Arkan menoleh sedikit kemudian menjawab. "Ribet."
"Arkan, tolong jelasin ini, dong, gak ngerti parah." Kali ini teman cewek di sampingnya yang meminta bantuan.
"Ribet, nanti juga dijelasin."
"Arkan," Kiana memanggil dan disahut dehaman. "Dua cowok tadi namanya siapa?"
Arkan menghela napas. "Tadi 'kan diabsen, perhatiin makannya."
Kiana tersenyum licik. "Ribet."
Ekspresi Arkan berubah kaku kemudian menghela napas dengan kikuk. "Yang tadi harusnya duduk di sini itu namanya Ardian Hirata, dipanggil Ian. Yang terlambat sama dia tadi namanya Revan Aksaraf Putra."
Kiana mengangguk mengerti. "Kalau nama panjang lo?"
Arkan baru ingin memalingkan wajah menunjuk buku absensi.
"Ribet." potong Kiana.
"Nama gue Arkan Prasetya." Sahut Arkan pasrah.
Kiana tersenyum puas, namun ... Revan Aksaraf Putra, ia ingat sekarang. Dunia begitu sempit, kembali mempertemukan sepasang ganjil yang selamanya tak akan pernah menjadi saling.

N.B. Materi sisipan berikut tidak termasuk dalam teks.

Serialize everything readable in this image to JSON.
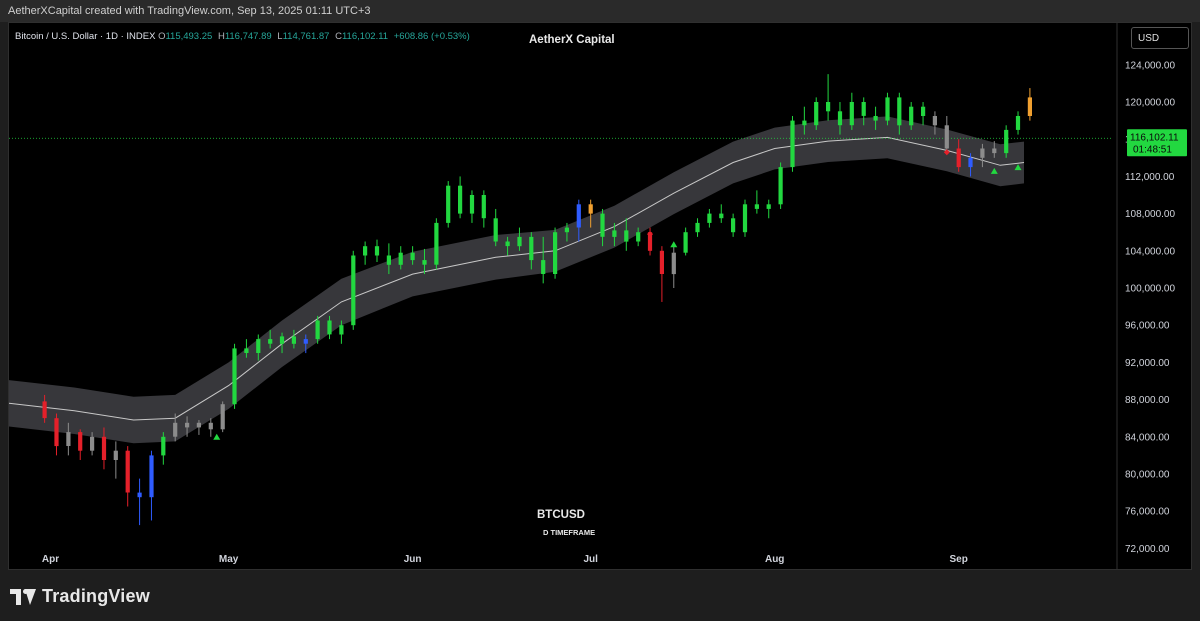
{
  "header": {
    "caption": "AetherXCapital created with TradingView.com, Sep 13, 2025 01:11 UTC+3"
  },
  "chart": {
    "symbol_title": "Bitcoin / U.S. Dollar · 1D · INDEX",
    "ohlc": [
      {
        "key": "O",
        "value": "115,493.25"
      },
      {
        "key": "H",
        "value": "116,747.89"
      },
      {
        "key": "L",
        "value": "114,761.87"
      },
      {
        "key": "C",
        "value": "116,102.11"
      }
    ],
    "change": "+608.86 (+0.53%)",
    "center_title": "AetherX Capital",
    "currency": "USD",
    "price_label": "116,102.11",
    "countdown": "01:48:51",
    "bottom_symbol": "BTCUSD",
    "bottom_subtitle": "D TIMEFRAME"
  },
  "colors": {
    "up": "#22d840",
    "down": "#e5202a",
    "neutral": "#8c8c8c",
    "blue": "#2f5cff",
    "orange": "#f0a030",
    "band": "#3a3a3e",
    "midline": "#c8c8c8",
    "price_line": "#22d840"
  },
  "footer": {
    "logo_text": "TradingView"
  },
  "chart_data": {
    "type": "candlestick",
    "y_ticks": [
      "72,000.00",
      "76,000.00",
      "80,000.00",
      "84,000.00",
      "88,000.00",
      "92,000.00",
      "96,000.00",
      "100,000.00",
      "104,000.00",
      "108,000.00",
      "112,000.00",
      "116,000.00",
      "120,000.00",
      "124,000.00"
    ],
    "y_tick_values": [
      72000,
      76000,
      80000,
      84000,
      88000,
      92000,
      96000,
      100000,
      104000,
      108000,
      112000,
      116000,
      120000,
      124000
    ],
    "ylim": [
      71500,
      128500
    ],
    "x_ticks": [
      {
        "label": "Apr",
        "date": "2025-04-01"
      },
      {
        "label": "May",
        "date": "2025-05-01"
      },
      {
        "label": "Jun",
        "date": "2025-06-01"
      },
      {
        "label": "Jul",
        "date": "2025-07-01"
      },
      {
        "label": "Aug",
        "date": "2025-08-01"
      },
      {
        "label": "Sep",
        "date": "2025-09-01"
      }
    ],
    "xlim": [
      "2025-03-25",
      "2025-09-27"
    ],
    "last_close": 116102.11,
    "bands": [
      {
        "date": "2025-03-25",
        "mid": 87600,
        "width": 5000
      },
      {
        "date": "2025-04-05",
        "mid": 86800,
        "width": 5000
      },
      {
        "date": "2025-04-15",
        "mid": 85800,
        "width": 5000
      },
      {
        "date": "2025-04-22",
        "mid": 86000,
        "width": 5000
      },
      {
        "date": "2025-05-01",
        "mid": 89500,
        "width": 5000
      },
      {
        "date": "2025-05-10",
        "mid": 94000,
        "width": 5000
      },
      {
        "date": "2025-05-20",
        "mid": 98500,
        "width": 5000
      },
      {
        "date": "2025-06-01",
        "mid": 101500,
        "width": 4800
      },
      {
        "date": "2025-06-15",
        "mid": 103300,
        "width": 4800
      },
      {
        "date": "2025-06-25",
        "mid": 104000,
        "width": 4500
      },
      {
        "date": "2025-07-05",
        "mid": 106600,
        "width": 4500
      },
      {
        "date": "2025-07-15",
        "mid": 110200,
        "width": 4500
      },
      {
        "date": "2025-07-25",
        "mid": 113500,
        "width": 4500
      },
      {
        "date": "2025-08-01",
        "mid": 115000,
        "width": 4500
      },
      {
        "date": "2025-08-10",
        "mid": 115800,
        "width": 4500
      },
      {
        "date": "2025-08-20",
        "mid": 116200,
        "width": 4500
      },
      {
        "date": "2025-08-30",
        "mid": 114800,
        "width": 4500
      },
      {
        "date": "2025-09-08",
        "mid": 113200,
        "width": 4500
      },
      {
        "date": "2025-09-12",
        "mid": 113500,
        "width": 4500
      }
    ],
    "candles": [
      {
        "date": "2025-03-31",
        "o": 87800,
        "h": 88500,
        "l": 85500,
        "c": 86000,
        "color": "down"
      },
      {
        "date": "2025-04-02",
        "o": 86000,
        "h": 86500,
        "l": 82000,
        "c": 83000,
        "color": "down"
      },
      {
        "date": "2025-04-04",
        "o": 83000,
        "h": 85500,
        "l": 82000,
        "c": 84500,
        "color": "neutral"
      },
      {
        "date": "2025-04-06",
        "o": 84500,
        "h": 84800,
        "l": 81500,
        "c": 82500,
        "color": "down"
      },
      {
        "date": "2025-04-08",
        "o": 82500,
        "h": 84500,
        "l": 82000,
        "c": 84000,
        "color": "neutral"
      },
      {
        "date": "2025-04-10",
        "o": 84000,
        "h": 85000,
        "l": 80500,
        "c": 81500,
        "color": "down"
      },
      {
        "date": "2025-04-12",
        "o": 81500,
        "h": 83500,
        "l": 79500,
        "c": 82500,
        "color": "neutral"
      },
      {
        "date": "2025-04-14",
        "o": 82500,
        "h": 83000,
        "l": 76500,
        "c": 78000,
        "color": "down"
      },
      {
        "date": "2025-04-16",
        "o": 78000,
        "h": 79500,
        "l": 74500,
        "c": 77500,
        "color": "blue"
      },
      {
        "date": "2025-04-18",
        "o": 77500,
        "h": 82500,
        "l": 75000,
        "c": 82000,
        "color": "blue"
      },
      {
        "date": "2025-04-20",
        "o": 82000,
        "h": 84500,
        "l": 81000,
        "c": 84000,
        "color": "up"
      },
      {
        "date": "2025-04-22",
        "o": 84000,
        "h": 86500,
        "l": 83500,
        "c": 85500,
        "color": "neutral"
      },
      {
        "date": "2025-04-24",
        "o": 85500,
        "h": 86200,
        "l": 84000,
        "c": 85000,
        "color": "neutral"
      },
      {
        "date": "2025-04-26",
        "o": 85000,
        "h": 85800,
        "l": 84200,
        "c": 85500,
        "color": "neutral"
      },
      {
        "date": "2025-04-28",
        "o": 85500,
        "h": 86000,
        "l": 84000,
        "c": 84800,
        "color": "neutral"
      },
      {
        "date": "2025-04-30",
        "o": 84800,
        "h": 87800,
        "l": 84500,
        "c": 87500,
        "color": "neutral"
      },
      {
        "date": "2025-05-02",
        "o": 87500,
        "h": 94000,
        "l": 87000,
        "c": 93500,
        "color": "up"
      },
      {
        "date": "2025-05-04",
        "o": 93500,
        "h": 94500,
        "l": 92500,
        "c": 93000,
        "color": "up"
      },
      {
        "date": "2025-05-06",
        "o": 93000,
        "h": 95000,
        "l": 92200,
        "c": 94500,
        "color": "up"
      },
      {
        "date": "2025-05-08",
        "o": 94500,
        "h": 95500,
        "l": 93500,
        "c": 94000,
        "color": "up"
      },
      {
        "date": "2025-05-10",
        "o": 94000,
        "h": 95200,
        "l": 93000,
        "c": 94800,
        "color": "up"
      },
      {
        "date": "2025-05-12",
        "o": 94800,
        "h": 95500,
        "l": 93500,
        "c": 94000,
        "color": "up"
      },
      {
        "date": "2025-05-14",
        "o": 94000,
        "h": 95000,
        "l": 93000,
        "c": 94500,
        "color": "blue"
      },
      {
        "date": "2025-05-16",
        "o": 94500,
        "h": 97000,
        "l": 94000,
        "c": 96500,
        "color": "up"
      },
      {
        "date": "2025-05-18",
        "o": 96500,
        "h": 97000,
        "l": 94500,
        "c": 95000,
        "color": "up"
      },
      {
        "date": "2025-05-20",
        "o": 95000,
        "h": 96500,
        "l": 94000,
        "c": 96000,
        "color": "up"
      },
      {
        "date": "2025-05-22",
        "o": 96000,
        "h": 104000,
        "l": 95500,
        "c": 103500,
        "color": "up"
      },
      {
        "date": "2025-05-24",
        "o": 103500,
        "h": 105000,
        "l": 102500,
        "c": 104500,
        "color": "up"
      },
      {
        "date": "2025-05-26",
        "o": 104500,
        "h": 105200,
        "l": 102800,
        "c": 103500,
        "color": "up"
      },
      {
        "date": "2025-05-28",
        "o": 103500,
        "h": 104800,
        "l": 101500,
        "c": 102500,
        "color": "up"
      },
      {
        "date": "2025-05-30",
        "o": 102500,
        "h": 104500,
        "l": 102000,
        "c": 103800,
        "color": "up"
      },
      {
        "date": "2025-06-01",
        "o": 103800,
        "h": 104500,
        "l": 102500,
        "c": 103000,
        "color": "up"
      },
      {
        "date": "2025-06-03",
        "o": 103000,
        "h": 104200,
        "l": 101500,
        "c": 102500,
        "color": "up"
      },
      {
        "date": "2025-06-05",
        "o": 102500,
        "h": 107500,
        "l": 102000,
        "c": 107000,
        "color": "up"
      },
      {
        "date": "2025-06-07",
        "o": 107000,
        "h": 111500,
        "l": 106500,
        "c": 111000,
        "color": "up"
      },
      {
        "date": "2025-06-09",
        "o": 111000,
        "h": 112000,
        "l": 107500,
        "c": 108000,
        "color": "up"
      },
      {
        "date": "2025-06-11",
        "o": 108000,
        "h": 110500,
        "l": 107000,
        "c": 110000,
        "color": "up"
      },
      {
        "date": "2025-06-13",
        "o": 110000,
        "h": 110500,
        "l": 106500,
        "c": 107500,
        "color": "up"
      },
      {
        "date": "2025-06-15",
        "o": 107500,
        "h": 108500,
        "l": 104500,
        "c": 105000,
        "color": "up"
      },
      {
        "date": "2025-06-17",
        "o": 105000,
        "h": 105500,
        "l": 103500,
        "c": 104500,
        "color": "up"
      },
      {
        "date": "2025-06-19",
        "o": 104500,
        "h": 106500,
        "l": 104000,
        "c": 105500,
        "color": "up"
      },
      {
        "date": "2025-06-21",
        "o": 105500,
        "h": 106000,
        "l": 102000,
        "c": 103000,
        "color": "up"
      },
      {
        "date": "2025-06-23",
        "o": 103000,
        "h": 105500,
        "l": 100500,
        "c": 101500,
        "color": "up"
      },
      {
        "date": "2025-06-25",
        "o": 101500,
        "h": 106500,
        "l": 101000,
        "c": 106000,
        "color": "up"
      },
      {
        "date": "2025-06-27",
        "o": 106000,
        "h": 107000,
        "l": 105000,
        "c": 106500,
        "color": "up"
      },
      {
        "date": "2025-06-29",
        "o": 106500,
        "h": 109500,
        "l": 105000,
        "c": 109000,
        "color": "blue"
      },
      {
        "date": "2025-07-01",
        "o": 109000,
        "h": 109500,
        "l": 106500,
        "c": 108000,
        "color": "orange"
      },
      {
        "date": "2025-07-03",
        "o": 108000,
        "h": 108500,
        "l": 104500,
        "c": 105500,
        "color": "up"
      },
      {
        "date": "2025-07-05",
        "o": 105500,
        "h": 107000,
        "l": 104500,
        "c": 106200,
        "color": "up"
      },
      {
        "date": "2025-07-07",
        "o": 106200,
        "h": 107500,
        "l": 104000,
        "c": 105000,
        "color": "up"
      },
      {
        "date": "2025-07-09",
        "o": 105000,
        "h": 106500,
        "l": 104500,
        "c": 106000,
        "color": "up"
      },
      {
        "date": "2025-07-11",
        "o": 106000,
        "h": 106500,
        "l": 103500,
        "c": 104000,
        "color": "down"
      },
      {
        "date": "2025-07-13",
        "o": 104000,
        "h": 104500,
        "l": 98500,
        "c": 101500,
        "color": "down"
      },
      {
        "date": "2025-07-15",
        "o": 101500,
        "h": 104500,
        "l": 100000,
        "c": 103800,
        "color": "neutral"
      },
      {
        "date": "2025-07-17",
        "o": 103800,
        "h": 106500,
        "l": 103500,
        "c": 106000,
        "color": "up"
      },
      {
        "date": "2025-07-19",
        "o": 106000,
        "h": 107500,
        "l": 105500,
        "c": 107000,
        "color": "up"
      },
      {
        "date": "2025-07-21",
        "o": 107000,
        "h": 108500,
        "l": 106500,
        "c": 108000,
        "color": "up"
      },
      {
        "date": "2025-07-23",
        "o": 108000,
        "h": 109000,
        "l": 107000,
        "c": 107500,
        "color": "up"
      },
      {
        "date": "2025-07-25",
        "o": 107500,
        "h": 108000,
        "l": 105500,
        "c": 106000,
        "color": "up"
      },
      {
        "date": "2025-07-27",
        "o": 106000,
        "h": 109500,
        "l": 105500,
        "c": 109000,
        "color": "up"
      },
      {
        "date": "2025-07-29",
        "o": 109000,
        "h": 110500,
        "l": 108000,
        "c": 108500,
        "color": "up"
      },
      {
        "date": "2025-07-31",
        "o": 108500,
        "h": 109500,
        "l": 107500,
        "c": 109000,
        "color": "up"
      },
      {
        "date": "2025-08-02",
        "o": 109000,
        "h": 113500,
        "l": 108500,
        "c": 113000,
        "color": "up"
      },
      {
        "date": "2025-08-04",
        "o": 113000,
        "h": 118500,
        "l": 112500,
        "c": 118000,
        "color": "up"
      },
      {
        "date": "2025-08-06",
        "o": 118000,
        "h": 119500,
        "l": 116500,
        "c": 117500,
        "color": "up"
      },
      {
        "date": "2025-08-08",
        "o": 117500,
        "h": 120500,
        "l": 117000,
        "c": 120000,
        "color": "up"
      },
      {
        "date": "2025-08-10",
        "o": 120000,
        "h": 123000,
        "l": 118000,
        "c": 119000,
        "color": "up"
      },
      {
        "date": "2025-08-12",
        "o": 119000,
        "h": 120000,
        "l": 116500,
        "c": 117500,
        "color": "up"
      },
      {
        "date": "2025-08-14",
        "o": 117500,
        "h": 121000,
        "l": 117000,
        "c": 120000,
        "color": "up"
      },
      {
        "date": "2025-08-16",
        "o": 120000,
        "h": 120500,
        "l": 117500,
        "c": 118500,
        "color": "up"
      },
      {
        "date": "2025-08-18",
        "o": 118500,
        "h": 119500,
        "l": 117000,
        "c": 118000,
        "color": "up"
      },
      {
        "date": "2025-08-20",
        "o": 118000,
        "h": 121000,
        "l": 117500,
        "c": 120500,
        "color": "up"
      },
      {
        "date": "2025-08-22",
        "o": 120500,
        "h": 121000,
        "l": 116500,
        "c": 117500,
        "color": "up"
      },
      {
        "date": "2025-08-24",
        "o": 117500,
        "h": 120000,
        "l": 117000,
        "c": 119500,
        "color": "up"
      },
      {
        "date": "2025-08-26",
        "o": 119500,
        "h": 120000,
        "l": 117500,
        "c": 118500,
        "color": "up"
      },
      {
        "date": "2025-08-28",
        "o": 118500,
        "h": 119000,
        "l": 116500,
        "c": 117500,
        "color": "neutral"
      },
      {
        "date": "2025-08-30",
        "o": 117500,
        "h": 118500,
        "l": 114500,
        "c": 115000,
        "color": "neutral"
      },
      {
        "date": "2025-09-01",
        "o": 115000,
        "h": 116000,
        "l": 112500,
        "c": 113000,
        "color": "down"
      },
      {
        "date": "2025-09-03",
        "o": 113000,
        "h": 114500,
        "l": 112000,
        "c": 114000,
        "color": "blue"
      },
      {
        "date": "2025-09-05",
        "o": 114000,
        "h": 115500,
        "l": 113000,
        "c": 115000,
        "color": "neutral"
      },
      {
        "date": "2025-09-07",
        "o": 115000,
        "h": 115800,
        "l": 114000,
        "c": 114500,
        "color": "neutral"
      },
      {
        "date": "2025-09-09",
        "o": 114500,
        "h": 117500,
        "l": 114000,
        "c": 117000,
        "color": "up"
      },
      {
        "date": "2025-09-11",
        "o": 117000,
        "h": 119000,
        "l": 116500,
        "c": 118500,
        "color": "up"
      },
      {
        "date": "2025-09-13",
        "o": 118500,
        "h": 121500,
        "l": 118000,
        "c": 120500,
        "color": "orange"
      }
    ]
  }
}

Arkan hendak kembali membaca buku jika saja ia tidak melihat senyum Kiana yang memudar. Gadis itu terlihat merenung sesaat sebelum akhirnya mengambil buku berukuran kecil dari kolong meja--semacam diary dengan sampul berwarna hijau--sementara tangannya meraih pena dan mulai menggores tinta pada kertas.
Hingga kini aku masih mengingat senja yang kita lihat di hari itu
Pemandangan di luar masih tetap sama
Sosokmu pun terbayang di jendela
Apakah kamu masih sama seperti yang dulu?
Bernyanyi dengan gitar usang yang suaranya tak lagi merdu?
Masih seperti anak kecil yang polos, berlarian membunuh bosan
Entah kenapa masa sekarang terasa sepi
Dapatkah aku dan kamu berubah menjadi kita sekali lagi?
Arkan membaca sekilas tulisan itu seraya tersenyum kecil. Lebih mirip lirik lagu dari pada puisi. Ejeknya dalam hati.